For the larger development significance of a growing export sector is that it is both a cause and a consequence of a country’s technological achievement, which is ultimately the long-term basis of sustained growth. As Hausman, Hwang, and Rodrik (2007) put it: “What you export matters!” Success in world markets signifies a society’s attained ability to close the technological gap between itself and others; it is also a spur to local firms to constantly upgrade to keep pace with the competition. Using US per-hour labor productivity as a benchmark, export-oriented economies have had measurable success in reducing their distance to the technological frontier. South Korea’s per-hour labor productivity, for instance, rose from only 13% that of the US in 1970 to 50% in 2015. Thailand’s increased from 9% to 20% in the same period, and China’s from 2.5% to 18%. By contrast, the Philippines is now even farther away from the technological frontier than it was in 1970. Per-hour labor productivity today is 14% that of the US — versus 17% in 1970 (N.B. data are from the Conference Board Total Economy Database (https://www.conference-board.org/data/productivity.cfm).
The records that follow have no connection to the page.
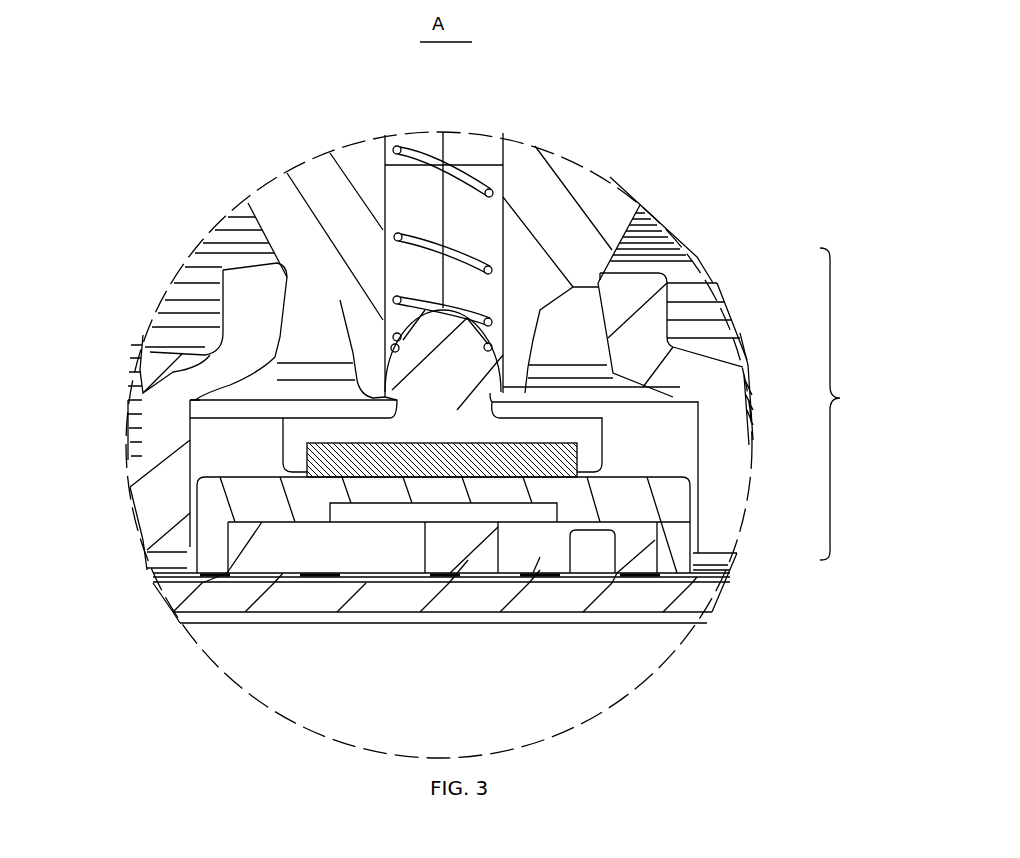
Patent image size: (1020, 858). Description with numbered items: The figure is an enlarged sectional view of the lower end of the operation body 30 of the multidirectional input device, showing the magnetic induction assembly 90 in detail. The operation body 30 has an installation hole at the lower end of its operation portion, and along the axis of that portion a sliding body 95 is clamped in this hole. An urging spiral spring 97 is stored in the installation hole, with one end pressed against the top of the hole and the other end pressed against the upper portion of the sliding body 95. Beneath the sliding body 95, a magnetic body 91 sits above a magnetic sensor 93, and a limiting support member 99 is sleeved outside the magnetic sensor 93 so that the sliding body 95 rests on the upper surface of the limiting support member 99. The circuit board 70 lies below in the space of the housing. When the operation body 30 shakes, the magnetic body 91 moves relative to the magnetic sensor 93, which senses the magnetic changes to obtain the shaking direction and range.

The operation body 30 is at (596, 202).
The circuit board 70 is at (280, 580).
The magnetic induction assembly 90 is at (845, 404).
The magnetic body 91 is at (487, 460).
The magnetic sensor 93 is at (477, 553).
The sliding body 95 is at (463, 393).
The urging spiral spring 97 is at (463, 262).
The limiting support member 99 is at (580, 500).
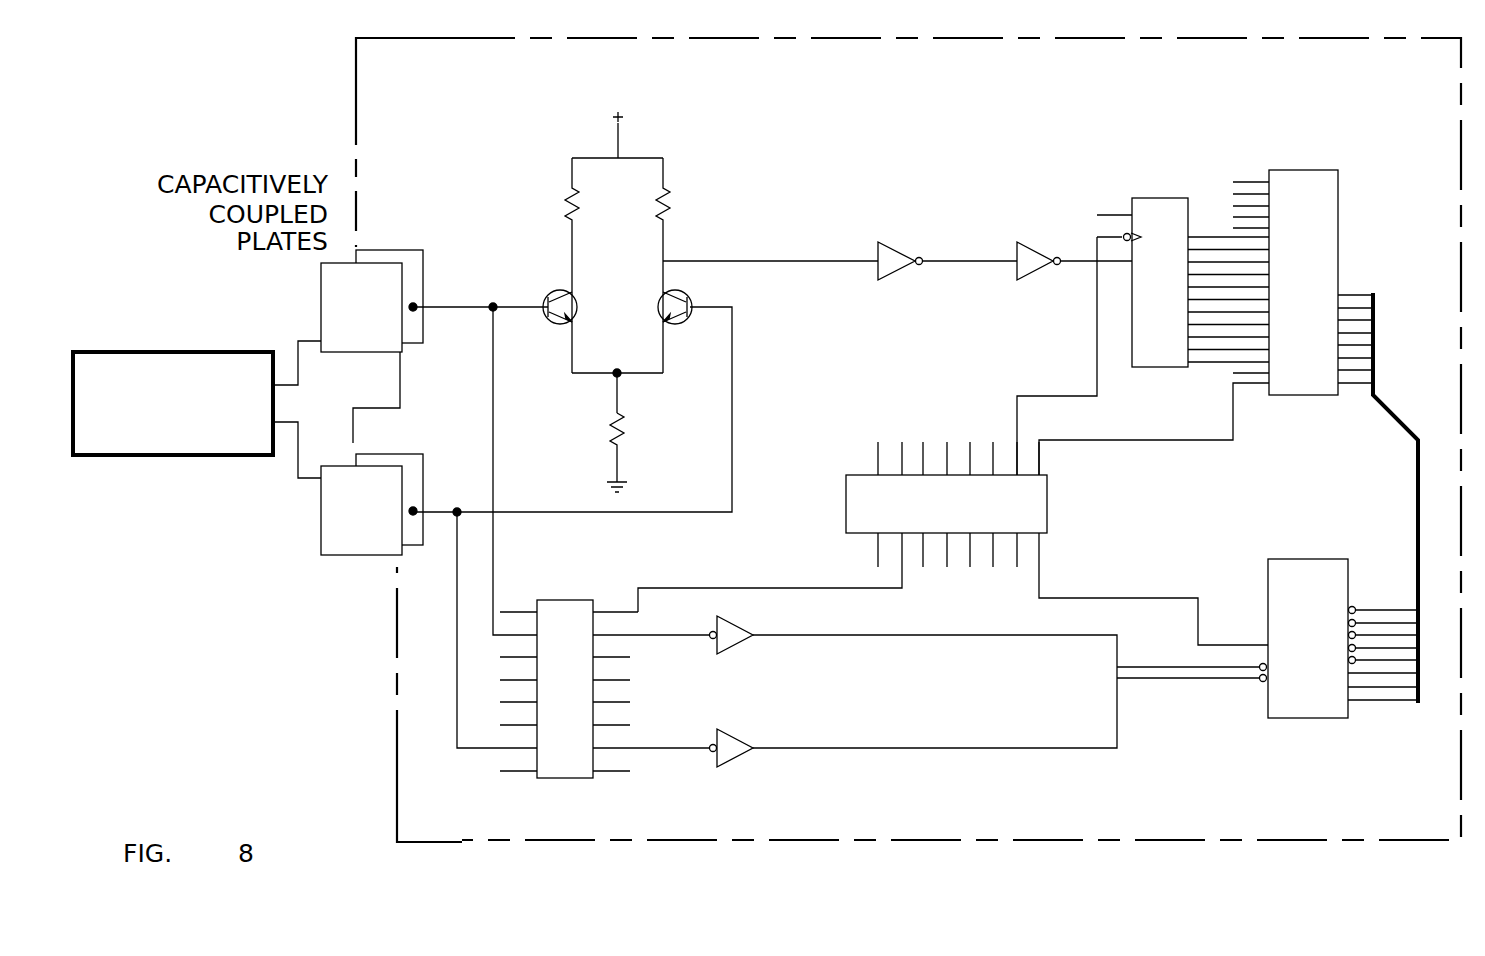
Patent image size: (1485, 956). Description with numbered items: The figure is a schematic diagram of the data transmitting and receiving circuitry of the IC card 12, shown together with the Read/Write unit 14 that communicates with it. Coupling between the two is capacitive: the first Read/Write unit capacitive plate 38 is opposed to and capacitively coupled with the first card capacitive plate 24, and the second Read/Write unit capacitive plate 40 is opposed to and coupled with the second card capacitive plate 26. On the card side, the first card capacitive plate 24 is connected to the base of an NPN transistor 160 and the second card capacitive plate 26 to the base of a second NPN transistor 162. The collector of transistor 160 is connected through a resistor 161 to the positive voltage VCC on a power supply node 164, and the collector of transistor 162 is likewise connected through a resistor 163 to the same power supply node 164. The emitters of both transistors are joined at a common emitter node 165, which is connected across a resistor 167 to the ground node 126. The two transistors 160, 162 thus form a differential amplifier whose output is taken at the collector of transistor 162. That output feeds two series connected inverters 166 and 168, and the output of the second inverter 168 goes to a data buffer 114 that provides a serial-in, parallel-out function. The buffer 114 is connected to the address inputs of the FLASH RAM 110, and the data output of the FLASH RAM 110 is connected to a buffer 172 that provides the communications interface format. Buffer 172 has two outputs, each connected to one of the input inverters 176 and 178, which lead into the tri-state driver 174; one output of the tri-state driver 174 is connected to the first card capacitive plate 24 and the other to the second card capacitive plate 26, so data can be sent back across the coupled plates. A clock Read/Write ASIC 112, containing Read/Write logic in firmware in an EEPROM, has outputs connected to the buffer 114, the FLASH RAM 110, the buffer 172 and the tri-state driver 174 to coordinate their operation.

The IC card 12 is at (352, 73).
The Read/Write unit 14 is at (193, 460).
The first card capacitive plate 24 is at (393, 248).
The second card capacitive plate 26 is at (388, 450).
The first Read/Write unit capacitive plate 38 is at (318, 310).
The second Read/Write unit capacitive plate 40 is at (332, 570).
The FLASH RAM 110 is at (1303, 160).
The clock Read/Write ASIC 112 is at (1058, 488).
The data buffer 114 is at (1150, 190).
The ground node 126 is at (632, 490).
The NPN transistor 160 is at (556, 330).
The resistor 161 is at (562, 203).
The second NPN transistor 162 is at (693, 283).
The resistor 163 is at (685, 213).
The power supply node 164 is at (613, 117).
The common emitter node 165 is at (612, 387).
The inverter 166 is at (888, 238).
The resistor 167 is at (630, 437).
The second inverter 168 is at (1033, 278).
The buffer 172 is at (1327, 557).
The tri-state driver 174 is at (553, 597).
The inverter 176 is at (757, 770).
The inverter 178 is at (760, 658).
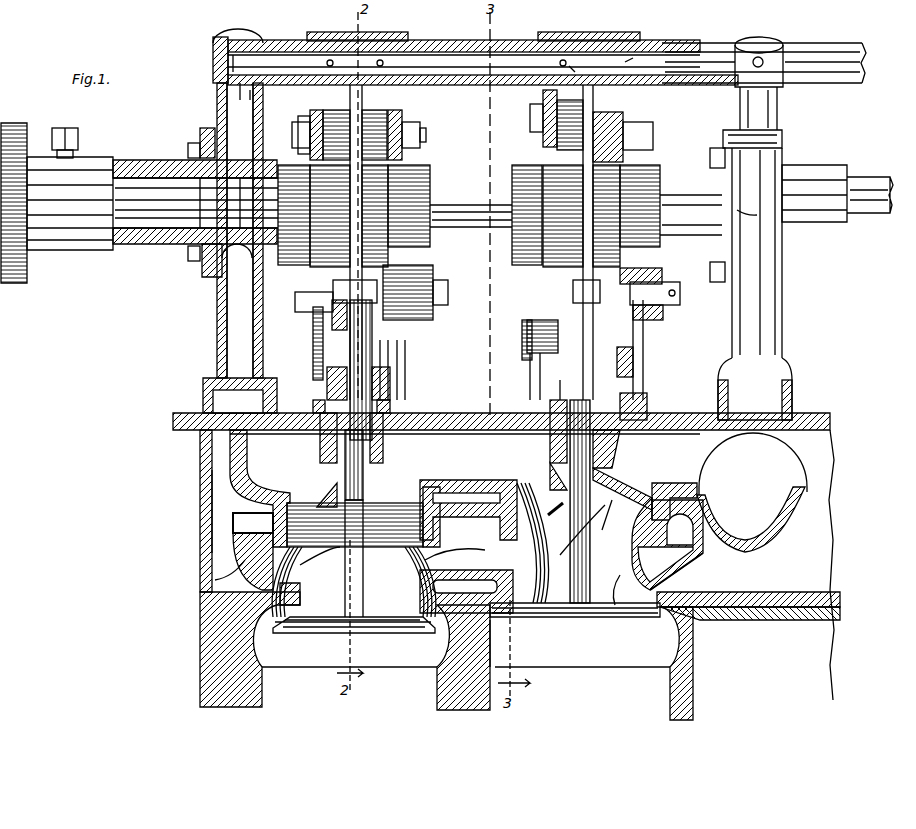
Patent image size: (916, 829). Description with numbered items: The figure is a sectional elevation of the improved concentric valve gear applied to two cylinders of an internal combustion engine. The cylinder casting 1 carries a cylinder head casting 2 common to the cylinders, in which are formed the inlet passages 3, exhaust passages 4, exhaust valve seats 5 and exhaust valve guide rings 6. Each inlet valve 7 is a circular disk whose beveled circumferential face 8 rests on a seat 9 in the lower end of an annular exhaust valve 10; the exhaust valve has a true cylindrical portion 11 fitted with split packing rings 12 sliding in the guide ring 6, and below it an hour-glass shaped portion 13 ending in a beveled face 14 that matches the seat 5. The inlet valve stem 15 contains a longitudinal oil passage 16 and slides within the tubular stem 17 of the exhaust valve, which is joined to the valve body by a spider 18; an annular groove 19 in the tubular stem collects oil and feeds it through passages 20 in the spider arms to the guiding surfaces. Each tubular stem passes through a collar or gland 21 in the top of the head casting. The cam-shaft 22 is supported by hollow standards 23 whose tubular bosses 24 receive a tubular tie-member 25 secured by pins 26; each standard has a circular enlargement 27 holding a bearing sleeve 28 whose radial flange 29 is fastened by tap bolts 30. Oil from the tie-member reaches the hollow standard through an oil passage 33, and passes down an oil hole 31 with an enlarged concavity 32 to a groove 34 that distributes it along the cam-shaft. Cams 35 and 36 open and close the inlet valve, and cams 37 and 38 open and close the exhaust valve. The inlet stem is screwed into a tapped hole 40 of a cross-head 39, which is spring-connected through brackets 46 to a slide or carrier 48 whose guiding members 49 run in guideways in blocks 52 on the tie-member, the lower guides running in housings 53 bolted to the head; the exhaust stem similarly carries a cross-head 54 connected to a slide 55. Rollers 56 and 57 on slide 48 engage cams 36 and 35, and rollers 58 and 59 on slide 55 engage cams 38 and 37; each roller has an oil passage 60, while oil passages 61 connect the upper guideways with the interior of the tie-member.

The cylinder casting 1 is at (477, 662).
The cylinder head casting 2 is at (200, 565).
The inlet passages 3 is at (518, 488).
The exhaust passages 4 is at (481, 541).
The exhaust valve seats 5 is at (305, 600).
The exhaust valve guide ring 6 is at (273, 527).
The inlet valve 7 is at (360, 635).
The beveled circumferential face 8 is at (575, 629).
The seat 9 is at (617, 600).
The exhaust valve 10 is at (462, 539).
The cylindrical portion 11 is at (400, 510).
The split packing rings 12 is at (330, 540).
The hour-glass shaped portion 13 is at (700, 583).
The beveled face 14 is at (310, 625).
The inlet valve stem 15 is at (375, 360).
The oil passage 16 is at (633, 465).
The tubular stem 17 is at (355, 460).
The spider 18 is at (380, 500).
The annular groove 19 is at (554, 501).
The passages 20 is at (605, 500).
The collar or gland 21 is at (320, 448).
The cam-shaft 22 is at (140, 200).
The hollow standards 23 is at (217, 300).
The tubular head or boss 24 is at (213, 42).
The tubular tie-member 25 is at (471, 242).
The pins 26 is at (762, 60).
The circular enlargement 27 is at (202, 262).
The sleeve 28 is at (130, 245).
The radial flange 29 is at (203, 130).
The tap bolts 30 is at (188, 150).
The oil hole 31 is at (237, 203).
The concavity 32 is at (205, 203).
The oil passage 33 is at (240, 97).
The groove or channel 34 is at (145, 160).
The cam 35 is at (420, 178).
The cam 36 is at (375, 190).
The cam 37 is at (410, 215).
The cam 38 is at (446, 216).
The cross-head 39 is at (325, 330).
The tapped hole 40 is at (305, 312).
The stud or bracket 46 is at (466, 291).
The slide or carrier 48 is at (425, 130).
The guiding members 49 is at (336, 118).
The blocks 52 is at (390, 25).
The housings 53 is at (660, 340).
The cross-head 54 is at (390, 392).
The slide or carrier 55 is at (540, 104).
The roller 56 is at (400, 118).
The roller 57 is at (430, 290).
The roller 58 is at (330, 125).
The roller 59 is at (240, 230).
The oil passage 60 is at (665, 272).
The oil passages 61 is at (330, 60).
Given the Philippines’ mediocre export performance, it should be no surprise that the country has performed poorly in closing the technological gap.
This is not the space to discuss the design of a technology (and dare we say it: industrial) policy. This is simply to point out that beneath the froth of short-term growth and the fizz and disappointments of quarterly or annual economic performance and political events, changes are occurring at deeper levels and a longer, historical view is needed to take the full measure of our failures and omissions — and the distance still to be travelled.
Emmanuel S. de Dios is O. M. Lopez professor at the University of the Philippines School of Economics.